Sand production is a phenomenon that occurs during the development of oil or natural gas in the petroleum industry. Sand particles in unconsolidated and weakly consolidated formations move from the reservoir into the well along with the oil or natural gas flow, which is commonly known as “sand production”. It is estimated that 70% of the world’s total oil and gas reservoirs are prone to sand production. Sand production may cause many problems including bore well failure, damage to safety valves, lifting equipment, surface equipment and pipes. Accurate prediction of sand production and destabilization of perforation cavities will be very helpful in selecting the maximum drawdown without sand control, perforation cleaning schemes and optimum well-completion methods. Therefore, a series of consequences arisen by sand production during oil or natural gas exploitation could be easier to avoid.

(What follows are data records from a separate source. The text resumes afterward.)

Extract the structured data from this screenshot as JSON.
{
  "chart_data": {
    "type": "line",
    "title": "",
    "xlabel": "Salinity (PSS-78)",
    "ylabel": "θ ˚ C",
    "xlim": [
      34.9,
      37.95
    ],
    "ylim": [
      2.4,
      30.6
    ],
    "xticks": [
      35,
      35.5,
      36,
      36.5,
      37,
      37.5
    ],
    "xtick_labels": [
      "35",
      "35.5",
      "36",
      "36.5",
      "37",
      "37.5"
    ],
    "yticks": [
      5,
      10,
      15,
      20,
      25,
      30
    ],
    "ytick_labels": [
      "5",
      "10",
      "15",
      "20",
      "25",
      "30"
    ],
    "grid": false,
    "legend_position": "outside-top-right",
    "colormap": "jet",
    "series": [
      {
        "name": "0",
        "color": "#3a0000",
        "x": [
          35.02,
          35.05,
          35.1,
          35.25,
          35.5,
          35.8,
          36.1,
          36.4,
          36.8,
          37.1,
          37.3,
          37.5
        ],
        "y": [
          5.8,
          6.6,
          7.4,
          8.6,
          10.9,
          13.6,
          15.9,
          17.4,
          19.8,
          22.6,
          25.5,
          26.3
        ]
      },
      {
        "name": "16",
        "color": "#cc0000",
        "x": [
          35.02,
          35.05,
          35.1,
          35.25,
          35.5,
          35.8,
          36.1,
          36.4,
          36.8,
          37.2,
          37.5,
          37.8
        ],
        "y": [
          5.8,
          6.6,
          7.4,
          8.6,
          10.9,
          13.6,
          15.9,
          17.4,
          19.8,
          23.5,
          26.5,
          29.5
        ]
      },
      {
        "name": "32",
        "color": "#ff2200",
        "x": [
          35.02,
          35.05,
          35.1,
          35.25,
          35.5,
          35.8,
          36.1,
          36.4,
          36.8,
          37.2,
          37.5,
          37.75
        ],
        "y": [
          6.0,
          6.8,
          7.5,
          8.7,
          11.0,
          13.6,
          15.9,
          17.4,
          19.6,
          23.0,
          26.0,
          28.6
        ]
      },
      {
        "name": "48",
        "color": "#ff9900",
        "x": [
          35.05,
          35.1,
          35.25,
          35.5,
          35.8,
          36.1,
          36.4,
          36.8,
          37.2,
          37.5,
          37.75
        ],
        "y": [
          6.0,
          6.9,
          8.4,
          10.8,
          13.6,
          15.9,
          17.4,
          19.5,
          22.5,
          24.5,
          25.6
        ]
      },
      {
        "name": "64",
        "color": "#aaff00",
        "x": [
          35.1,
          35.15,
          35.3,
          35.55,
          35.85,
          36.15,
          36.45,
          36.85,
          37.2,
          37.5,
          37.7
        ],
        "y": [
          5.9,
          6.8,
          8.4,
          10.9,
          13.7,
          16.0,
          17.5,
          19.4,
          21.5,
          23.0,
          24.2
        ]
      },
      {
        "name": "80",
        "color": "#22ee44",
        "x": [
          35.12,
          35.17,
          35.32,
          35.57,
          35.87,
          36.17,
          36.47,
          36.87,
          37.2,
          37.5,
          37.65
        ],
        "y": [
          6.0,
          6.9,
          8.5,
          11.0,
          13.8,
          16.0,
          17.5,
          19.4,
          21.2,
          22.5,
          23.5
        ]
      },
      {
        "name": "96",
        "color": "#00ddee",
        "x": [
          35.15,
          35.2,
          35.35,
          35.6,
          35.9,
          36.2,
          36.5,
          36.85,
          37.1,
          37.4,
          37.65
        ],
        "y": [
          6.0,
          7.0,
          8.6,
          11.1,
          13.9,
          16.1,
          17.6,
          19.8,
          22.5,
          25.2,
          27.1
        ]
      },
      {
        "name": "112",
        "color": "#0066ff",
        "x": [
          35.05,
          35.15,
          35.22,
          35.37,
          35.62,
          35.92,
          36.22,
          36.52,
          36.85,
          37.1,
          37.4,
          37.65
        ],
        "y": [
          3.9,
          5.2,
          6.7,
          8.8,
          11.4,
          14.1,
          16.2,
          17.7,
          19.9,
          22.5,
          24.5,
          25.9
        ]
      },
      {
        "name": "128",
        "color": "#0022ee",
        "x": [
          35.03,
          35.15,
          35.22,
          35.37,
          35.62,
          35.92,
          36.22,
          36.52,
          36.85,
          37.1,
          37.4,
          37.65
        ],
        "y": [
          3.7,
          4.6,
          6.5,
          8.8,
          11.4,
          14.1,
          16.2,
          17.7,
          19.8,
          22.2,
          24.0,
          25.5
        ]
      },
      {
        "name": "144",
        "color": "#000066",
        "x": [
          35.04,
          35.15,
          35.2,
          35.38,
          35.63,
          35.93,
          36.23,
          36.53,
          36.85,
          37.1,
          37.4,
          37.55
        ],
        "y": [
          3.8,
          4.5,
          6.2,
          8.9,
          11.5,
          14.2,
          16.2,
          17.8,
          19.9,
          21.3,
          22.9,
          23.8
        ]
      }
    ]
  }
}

Numerical prediction of sand production is economic and efficient, compared to laboratory experiments. However, numerical simulation may obtain inaccurate or unrealistic results. It is necessary and important to validate sand production numerical model by field data, laboratory experiments and theoretical modelling, in order to ensure a realistic and consistent approach to sand production numerical prediction, which is the main object of this study.